Lawmaker calls for telework incentives during shutdowns

Virginia Democrat asks OPM to document productivity savings gained by employees working from home during storms.

As snow continued to shut down federal agencies in the Washington area this week, a Virginia lawmaker asked the Office of Personnel Management to document productivity savings from telework and to consider how employees who work remotely are disproportionately affected by closures.

"You've got this double standard," said Rep. Gerry Connolly, D-Va. "The rest of the workforce is given a free day, but if you've signed a telework agreement in some agencies, you're required to work from a remote location. Obviously unintentionally, it serves as a disincentive."

Connolly said he didn't want to discourage telework, but that he hoped to talk to OPM Director John Berry about incentives to reward employees who telework when the work day is canceled for their office-working colleagues. He praised Berry for using the government closures to encourage managers and employees to put telework agreements to use, and for working to expand telework since he was sworn in last spring.

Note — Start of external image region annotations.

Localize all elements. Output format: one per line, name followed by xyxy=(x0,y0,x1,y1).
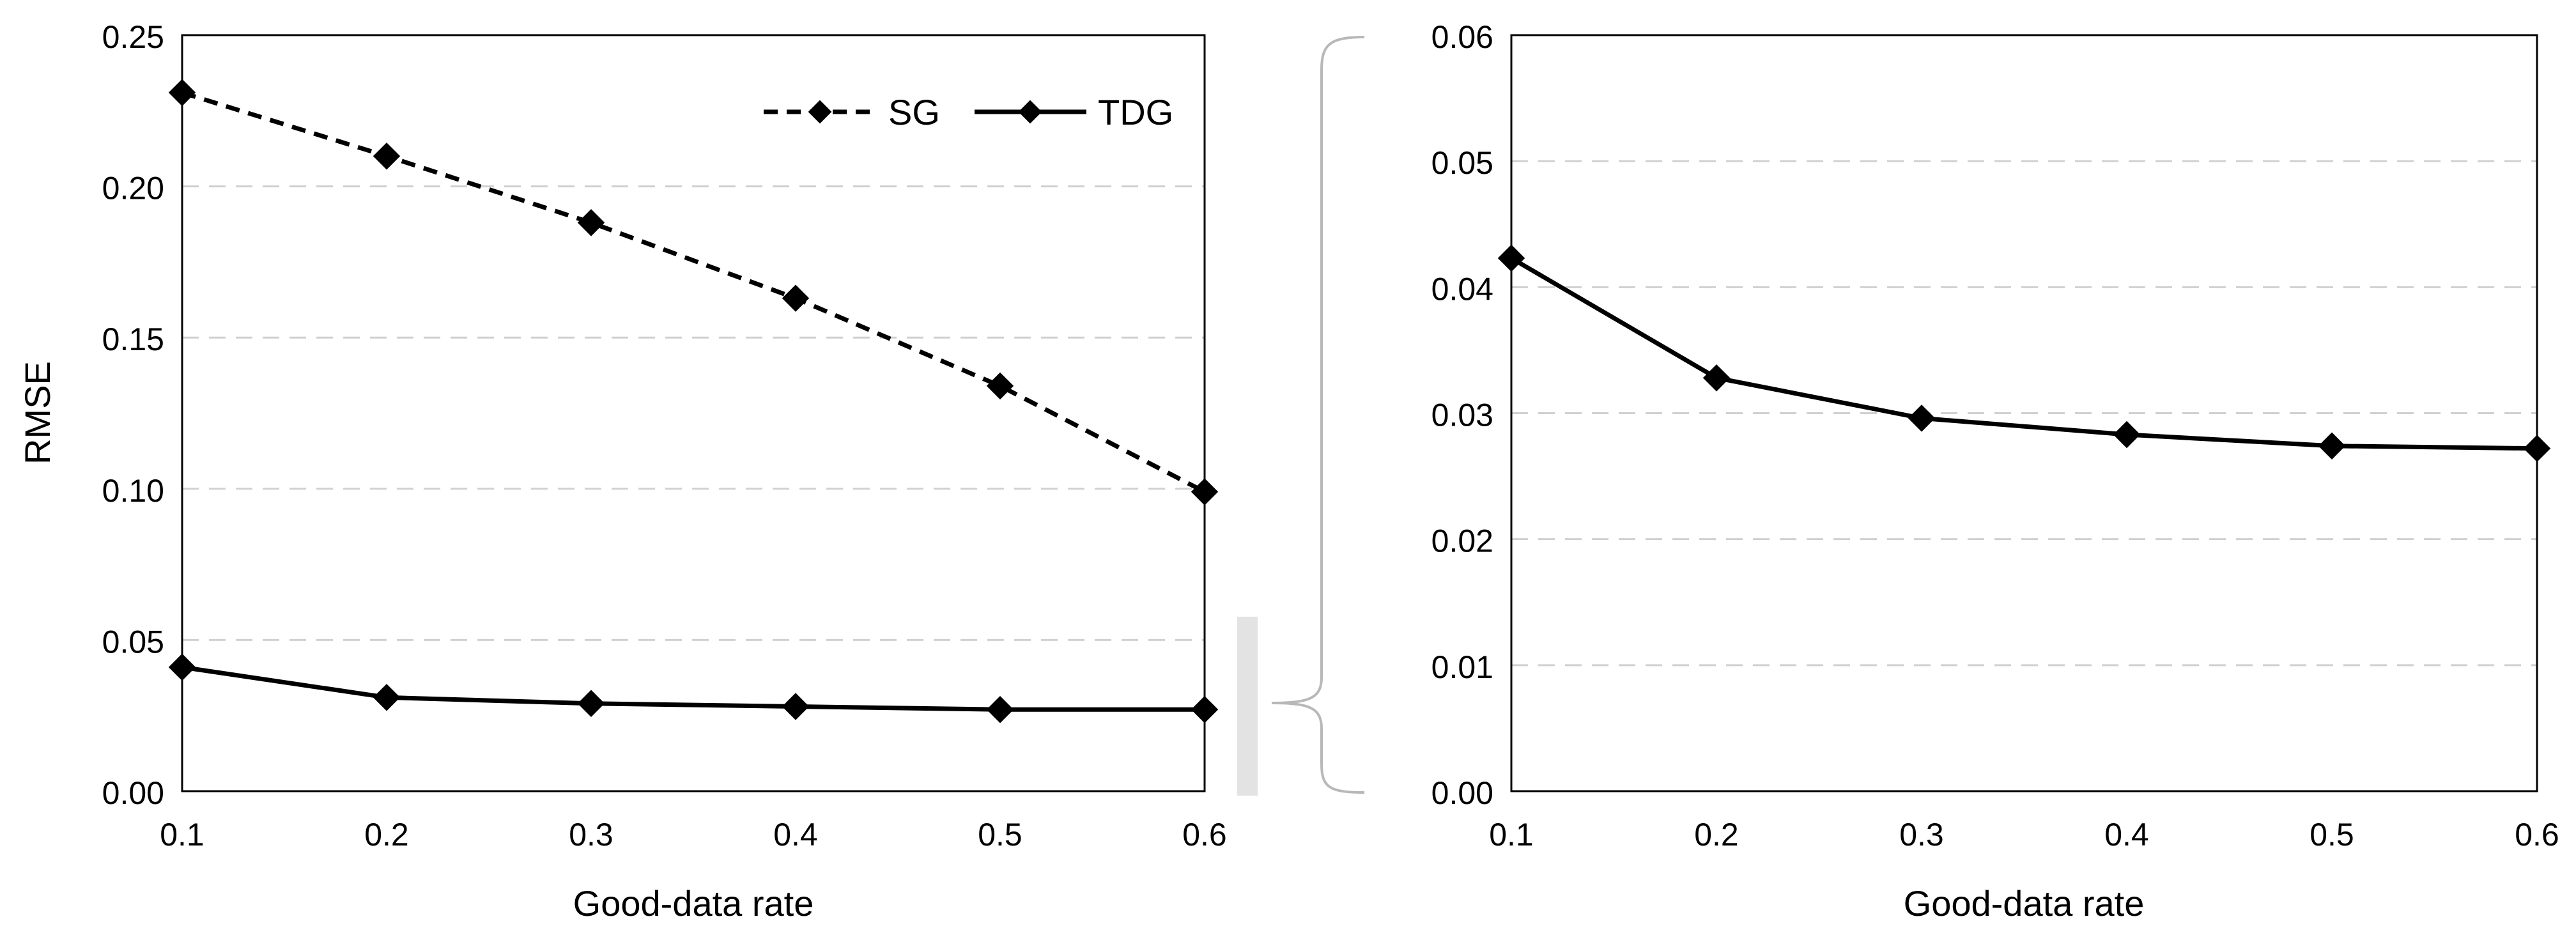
grid-right xyxy=(1511,160,2537,667)
y-tick-label-right-5: 0.05 xyxy=(1431,145,1493,181)
point-left-tdg-4 xyxy=(986,696,1014,723)
series-right xyxy=(1497,244,2551,462)
x-ticks-right: 0.1 0.2 0.3 0.4 0.5 0.6 xyxy=(1489,817,2559,853)
plot-frame-left xyxy=(181,34,1206,792)
y-tick-label-left-1: 0.05 xyxy=(102,624,164,660)
x-ticks-left: 0.1 0.2 0.3 0.4 0.5 0.6 xyxy=(160,817,1227,853)
chart-right: 0.000.010.020.030.040.050.06 0.1 0.2 0.3 0.… xyxy=(1431,19,2559,923)
y-tick-label-left-2: 0.10 xyxy=(102,473,164,509)
y-axis-title-left: RMSE xyxy=(17,361,58,465)
series-line-left-sg xyxy=(181,90,1206,494)
point-left-tdg-1 xyxy=(373,684,401,711)
point-left-sg-1 xyxy=(373,143,401,170)
grid-left xyxy=(182,185,1205,641)
x-axis-title-left: Good-data rate xyxy=(573,883,814,923)
zoom-bracket xyxy=(1271,36,1365,794)
y-tick-label-left-0: 0.00 xyxy=(102,775,164,811)
point-right-tdg-1 xyxy=(1702,364,1731,392)
point-left-tdg-3 xyxy=(782,693,810,720)
x-tick-label-right-4: 0.5 xyxy=(2310,817,2354,853)
legend-tdg-marker xyxy=(1018,100,1042,124)
y-tick-label-left-3: 0.15 xyxy=(102,321,164,357)
x-tick-label-right-5: 0.6 xyxy=(2515,817,2559,853)
legend-tdg-label: TDG xyxy=(1098,92,1173,132)
x-tick-label-left-3: 0.4 xyxy=(773,817,818,853)
point-left-tdg-2 xyxy=(577,690,605,717)
x-tick-label-left-1: 0.2 xyxy=(364,817,409,853)
point-right-tdg-2 xyxy=(1908,405,1936,432)
y-tick-label-right-0: 0.00 xyxy=(1431,775,1493,811)
y-tick-label-right-3: 0.03 xyxy=(1431,398,1493,433)
legend-sg-marker xyxy=(808,100,832,124)
x-tick-label-left-2: 0.3 xyxy=(569,817,613,853)
legend-sg-label: SG xyxy=(888,92,940,132)
x-tick-label-left-0: 0.1 xyxy=(160,817,204,853)
y-ticks-left: 0.00 0.05 0.10 0.15 0.20 0.25 xyxy=(102,19,164,811)
x-tick-label-right-2: 0.3 xyxy=(1899,817,1944,853)
plot-frame-right xyxy=(1510,34,2538,792)
point-left-sg-2 xyxy=(577,209,605,236)
x-tick-label-left-4: 0.5 xyxy=(978,817,1022,853)
x-tick-label-right-0: 0.1 xyxy=(1489,817,1534,853)
y-tick-label-right-1: 0.01 xyxy=(1431,649,1493,685)
x-tick-label-left-5: 0.6 xyxy=(1182,817,1227,853)
point-right-tdg-4 xyxy=(2318,432,2346,459)
series-line-right-tdg xyxy=(1510,256,2538,451)
series-left xyxy=(168,79,1219,723)
series-line-left-tdg xyxy=(181,665,1205,712)
y-ticks-right: 0.00 0.01 0.02 0.03 0.04 0.05 0.06 xyxy=(1431,19,1493,811)
point-left-sg-4 xyxy=(986,372,1014,400)
x-tick-label-right-1: 0.2 xyxy=(1694,817,1739,853)
y-tick-label-right-4: 0.04 xyxy=(1431,271,1493,307)
y-tick-label-left-5: 0.25 xyxy=(102,19,164,55)
x-tick-label-right-3: 0.4 xyxy=(2104,817,2149,853)
chart-left: 0.00 0.05 0.10 0.15 0.20 0.25 0.1 0.2 0.3 0.4 0.5… xyxy=(17,19,1227,923)
y-tick-label-right-6: 0.06 xyxy=(1431,19,1493,55)
point-left-sg-3 xyxy=(782,284,810,312)
zoom-region-bar xyxy=(1237,617,1258,796)
legend: SG TDG xyxy=(764,92,1173,132)
y-tick-label-left-4: 0.20 xyxy=(102,171,164,206)
x-axis-title-right: Good-data rate xyxy=(1904,883,2145,923)
y-tick-label-right-2: 0.02 xyxy=(1431,523,1493,559)
point-right-tdg-3 xyxy=(2113,421,2141,449)
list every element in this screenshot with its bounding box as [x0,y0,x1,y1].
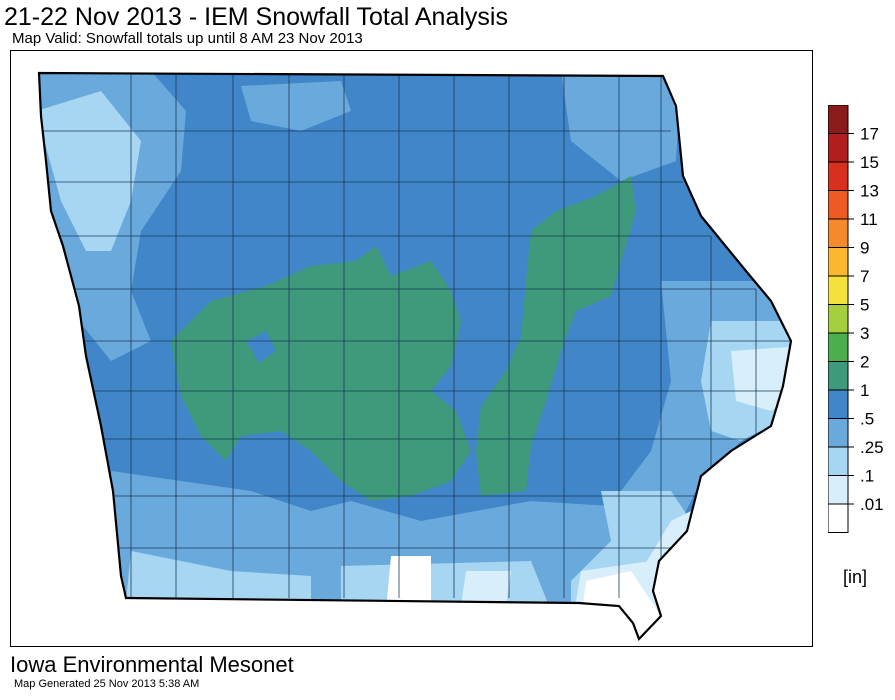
legend-label: 11 [860,210,878,229]
map-subtitle: Map Valid: Snowfall totals up until 8 AM… [12,30,363,47]
iowa-state-outline [37,71,793,642]
western-green-band [171,246,471,501]
legend-swatch [828,275,849,305]
footer-org: Iowa Environmental Mesonet [10,652,294,677]
legend-swatch [828,190,849,220]
legend-swatch [828,418,849,448]
map-frame [10,50,813,647]
legend-label: 7 [860,267,869,286]
legend-label: 15 [860,153,879,172]
legend-label: .25 [860,438,884,457]
legend-label: 13 [860,182,879,201]
legend-swatch [828,133,849,163]
map-title: 21-22 Nov 2013 - IEM Snowfall Total Anal… [4,3,508,31]
legend-swatch [828,247,849,277]
legend-label: 2 [860,353,869,372]
legend-label: 5 [860,296,869,315]
legend-swatch [828,332,849,362]
legend-swatch [828,475,849,505]
snowfall-legend: 17 15 13 11 9 7 5 3 2 1 .5 .25 .1 .01 [828,105,895,545]
legend-label: 1 [860,381,869,400]
county-lines [41,73,791,598]
iowa-snowfall-map [37,71,793,642]
legend-swatch [828,503,849,533]
legend-label: .5 [860,410,874,429]
legend-label: 9 [860,239,869,258]
legend-label: 17 [860,125,879,144]
legend-label: 3 [860,324,869,343]
eastern-green-band [476,176,636,496]
legend-label: .01 [860,495,884,514]
legend-swatch [828,446,849,476]
legend-swatch [828,361,849,391]
legend-colorbar: 17 15 13 11 9 7 5 3 2 1 .5 .25 .1 .01 [828,105,884,533]
legend-swatch [828,304,849,334]
legend-swatch [828,161,849,191]
legend-swatch [828,389,849,419]
legend-unit: [in] [843,567,868,587]
legend-swatch [828,105,849,134]
footer-generated: Map Generated 25 Nov 2013 5:38 AM [14,678,200,690]
legend-label: .1 [860,467,874,486]
legend-swatch [828,218,849,248]
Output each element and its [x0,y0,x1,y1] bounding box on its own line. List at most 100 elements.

In a letter to Berry, Connolly asked him to quantify how many telework agreements in government require employees to keep working during office closures, and to determine what percentage of employees operating under such agreements worked remotely during the storms that have paralyzed Washington.

Connolly told Berry he wanted to know what productivity savings the federal government achieved by having those employees work through the storm, and what savings might have been achieved if the federal government had succeeded in getting 20 percent of its workforce on telework agreements -- a goal included in legislation Connolly co-sponsors.

Connolly also wrote to John Catoe, general manager of the Washington Metro transit system, to ask what could have been done to avoid shutdowns of above-ground subway service and bus service that made it difficult for workers to commute to agencies in the District of Columbia.

"With more than 40 percent of federal employees dependent on Metro to get to work and more than half of all Metro stations located on federal property, the federal government has more than a passing interest in the safety and reliability of the Metro system," Connolly wrote.

The federal government estimates that closing agencies in the Washington area costs $100 million in lost productivity per day.

The storm produced some high-profile examples of telework, and a warning about the dangers of commuting during and after massive snowstorms. Martha Johnson was sworn in as administrator of the General Services Administration by telephone on Tuesday with her husband as a witness, and Berry said in a radio interview that he was teleworking so he didn't "jeopardize my aging bones with broken wrists or broken knees." White House Political Director Patrick Gaspard slipped on the snow and ice, dislocating his jaw and suffering a concussion.

Connolly said canceled meetings and votes on Capitol Hill, combined with an inability to go out and meet with constituents, "forced me to focus on other parts of the workload," giving him an experience with telework.